Е. Гусятинский. Мне кажется, вся «метафизика» Джейлана – на поверхности, на уровне формы.
Н. Зархи. Нет, форма у Джейлана – говорящая. Отчуждаясь, удаляясь от героев, он показывает отчуждение – тотальное.
Е. Гусятинский. Это попытка показать отчуждение не через драматургию с ее «психологизмом», а через отчуждение картинки, через абсолютную обескровленность изображения, снятого на холодную, стерильную цифру. Это, конечно, сделано мастерски. Даже глазам становится больно от выхолощенного изображения вполне реальных, допустимых, но психологически обесточенных событий. Такой визуальный вакуум, очень эффектный. Антониони показывал отчуждение при помощи медленных длинных планов – и тогда это казалось революцией, а Джейлан эти длинноты, которые сегодня уже штампы, «добивает», лишая их антониониевской ауры, вообще какого-либо воздуха. И парадоксальным образом возвращается к классической, еще более клишированной литературности. Кроме чисто зрительного, оптического, визуального опыта, эта формалистская картина ничего собой не представляет. Все ее смыслы очень литературны. Вся метафизика и притчевость – нарочитая, напускная.
Кадр из фильма «Три обезьяны» (реж. Н.Б. Джейлан; 2008)
Н. Зархи. Братья Дарденн в конкурсном фильме «Молчание Лорны» работают вообще на чистой метафоре – сюжет под нее придумывается. Но сюжет – острый, насквозь социальный.
Л. Карахан. Такая метафора и выдает моральную, или морализаторскую, публицистику. Мы видим плоскостную версию той картины мира, которая поражала, – особенно в «Сыне». Сегодня братья Дарденн предлагают явно размягченную версию некогда мощной альтернативы.
Е. Гусятинский. Сегодня такое морализаторство уже неуместно. Лишь один Звягинцев так не считает. Показательно, что даже Дарденны выглядят слегка устаревшими. Они тоже работают с уже привычными, отработанными кодами, которые раньше взламывали изнутри. Теперь они открывают эту дверь снаружи, с переднего входа, как типичные моралисты, которые приходят к своим героям и выставляют им счет.
Н. Зархи. Они всегда были моралистами.
Е. Гусятинский.
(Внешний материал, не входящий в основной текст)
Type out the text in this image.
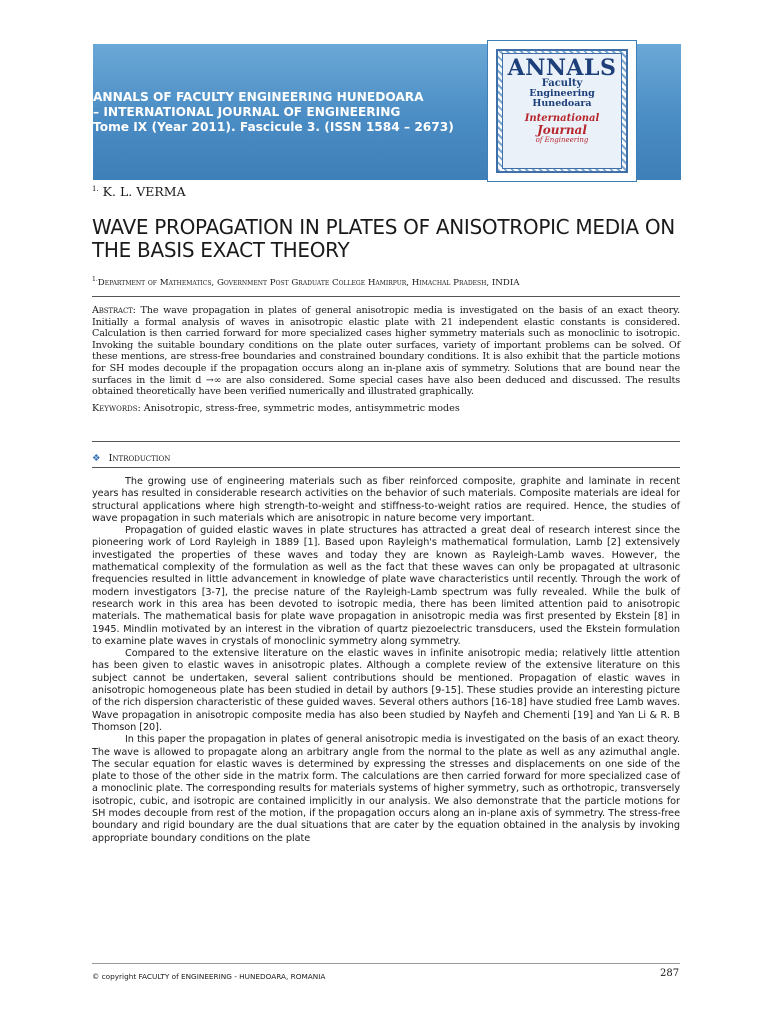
ANNALS OF FACULTY ENGINEERING HUNEDOARA
– INTERNATIONAL JOURNAL OF ENGINEERING
Tome IX (Year 2011). Fascicule 3. (ISSN 1584 – 2673)
ANNALS
Faculty
Engineering
Hunedoara
International
Journal
of Engineering
$^{1.}$ K. L. VERMA
WAVE PROPAGATION IN PLATES OF ANISOTROPIC MEDIA ON THE BASIS EXACT THEORY
$^{1.}$Department of Mathematics, Government Post Graduate College Hamirpur, Himachal Pradesh, INDIA
Abstract: The wave propagation in plates of general anisotropic media is investigated on the basis of an exact theory. Initially a formal analysis of waves in anisotropic elastic plate with 21 independent elastic constants is considered. Calculation is then carried forward for more specialized cases higher symmetry materials such as monoclinic to isotropic. Invoking the suitable boundary conditions on the plate outer surfaces, variety of important problems can be solved. Of these mentions, are stress-free boundaries and constrained boundary conditions. It is also exhibit that the particle motions for SH modes decouple if the propagation occurs along an in-plane axis of symmetry. Solutions that are bound near the surfaces in the limit d →∞ are also considered. Some special cases have also been deduced and discussed. The results obtained theoretically have been verified numerically and illustrated graphically.
Keywords: Anisotropic, stress-free, symmetric modes, antisymmetric modes
❖ Introduction

The growing use of engineering materials such as fiber reinforced composite, graphite and laminate in recent years has resulted in considerable research activities on the behavior of such materials. Composite materials are ideal for structural applications where high strength-to-weight and stiffness-to-weight ratios are required. Hence, the studies of wave propagation in such materials which are anisotropic in nature become very important.

Propagation of guided elastic waves in plate structures has attracted a great deal of research interest since the pioneering work of Lord Rayleigh in 1889 [1]. Based upon Rayleigh's mathematical formulation, Lamb [2] extensively investigated the properties of these waves and today they are known as Rayleigh-Lamb waves. However, the mathematical complexity of the formulation as well as the fact that these waves can only be propagated at ultrasonic frequencies resulted in little advancement in knowledge of plate wave characteristics until recently. Through the work of modern investigators [3-7], the precise nature of the Rayleigh-Lamb spectrum was fully revealed. While the bulk of research work in this area has been devoted to isotropic media, there has been limited attention paid to anisotropic materials. The mathematical basis for plate wave propagation in anisotropic media was first presented by Ekstein [8] in 1945. Mindlin motivated by an interest in the vibration of quartz piezoelectric transducers, used the Ekstein formulation to examine plate waves in crystals of monoclinic symmetry along symmetry.

Compared to the extensive literature on the elastic waves in infinite anisotropic media; relatively little attention has been given to elastic waves in anisotropic plates. Although a complete review of the extensive literature on this subject cannot be undertaken, several salient contributions should be mentioned. Propagation of elastic waves in anisotropic homogeneous plate has been studied in detail by authors [9-15]. These studies provide an interesting picture of the rich dispersion characteristic of these guided waves. Several others authors [16-18] have studied free Lamb waves. Wave propagation in anisotropic composite media has also been studied by Nayfeh and Chementi [19] and Yan Li & R. B Thomson [20].

In this paper the propagation in plates of general anisotropic media is investigated on the basis of an exact theory. The wave is allowed to propagate along an arbitrary angle from the normal to the plate as well as any azimuthal angle. The secular equation for elastic waves is determined by expressing the stresses and displacements on one side of the plate to those of the other side in the matrix form. The calculations are then carried forward for more specialized case of a monoclinic plate. The corresponding results for materials systems of higher symmetry, such as orthotropic, transversely isotropic, cubic, and isotropic are contained implicitly in our analysis. We also demonstrate that the particle motions for SH modes decouple from rest of the motion, if the propagation occurs along an in-plane axis of symmetry. The stress-free boundary and rigid boundary are the dual situations that are cater by the equation obtained in the analysis by invoking appropriate boundary conditions on the plate

© copyright FACULTY of ENGINEERING - HUNEDOARA, ROMANIA	287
Раньше они зеркально отражали жизнь. Я всегда наблюдал за их героями так, будто за ними нет авторского взгляда. А здесь они сами решают все за свою героиню, первые пятьдесят минут она действует самостоятельно – и эти минуты восхитительны, а потом приходят Дарденны и конкретно начинают манипулировать. Я не против манипуляций и условностей, но в случае Дарденнов это входит в чудовищный диссонанс с их зеркальным, кристальным реализмом, с их необазеновской «эстетикой невмешательства».
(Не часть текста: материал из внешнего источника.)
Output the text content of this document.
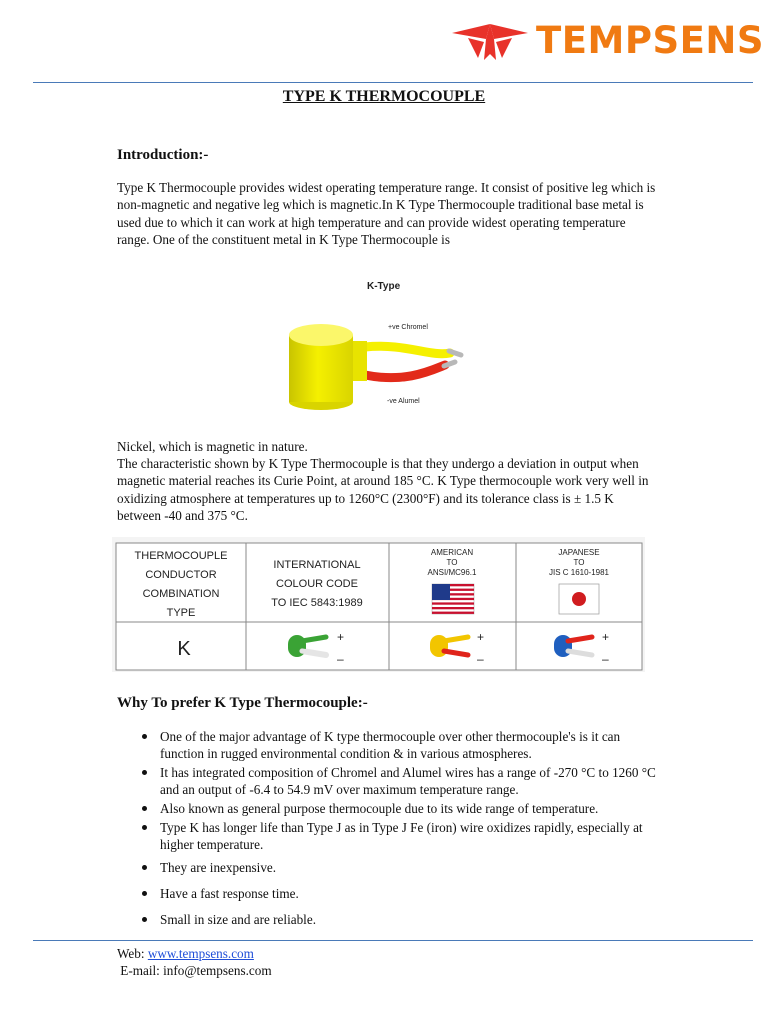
TEMPSENS
TYPE K THERMOCOUPLE
Introduction:-
Type K Thermocouple provides widest operating temperature range. It consist of positive leg which is non-magnetic and negative leg which is magnetic.In K Type Thermocouple traditional base metal is used due to which it can work at high temperature and can provide widest operating temperature range. One of the constituent metal in K Type Thermocouple is
K-Type
+ve Chromel
-ve Alumel
Nickel, which is magnetic in nature.
The characteristic shown by K Type Thermocouple is that they undergo a deviation in output when magnetic material reaches its Curie Point, at around 185 °C. K Type thermocouple work very well in oxidizing atmosphere at temperatures up to 1260°C (2300°F) and its tolerance class is ± 1.5 K between -40 and 375 °C.
THERMOCOUPLE
CONDUCTOR
COMBINATION
TYPE
INTERNATIONAL
COLOUR CODE
TO IEC 5843:1989
AMERICAN
TO
ANSI/MC96.1
JAPANESE
TO
JIS C 1610-1981
K
+
–
+
–
+
–
Why To prefer K Type Thermocouple:-
One of the major advantage of K type thermocouple over other thermocouple's is it can function in rugged environmental condition & in various atmospheres.
It has integrated composition of Chromel and Alumel wires has a range of -270 °C to 1260 °C and an output of -6.4 to 54.9 mV over maximum temperature range.
Also known as general purpose thermocouple due to its wide range of temperature.
Type K has longer life than Type J as in Type J Fe (iron) wire oxidizes rapidly, especially at higher temperature.
They are inexpensive.
Have a fast response time.
Small in size and are reliable.
Web: www.tempsens.com
E-mail: info@tempsens.com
Н. Зархи. А по-моему, их базеновское «бытовое правдоподобие» очень здорово совпадает с попыткой понять героя (героиню) через обстоятельства. Дарденны предельно сосредоточены на показе обстоятельств ежедневной схватки Лорны с враждебным миром – за какую-то будущую жизнь. Никаких раздумий – она действует на автопилоте, отвечая только на реплики-вызовы самой реальности. Безостановочно, не меняя темпа. Авторов нет. Как и героев. Вот потом, словно усомнившись в эффективности своей притчевой постройки и интонации неучастия, они решают грубо вмешаться и – отдельным сюжетом, приемом, методом – вбросить героиню. Беременную (или нет). Механически, зримо, конкретно. Ура, мол, человек родился!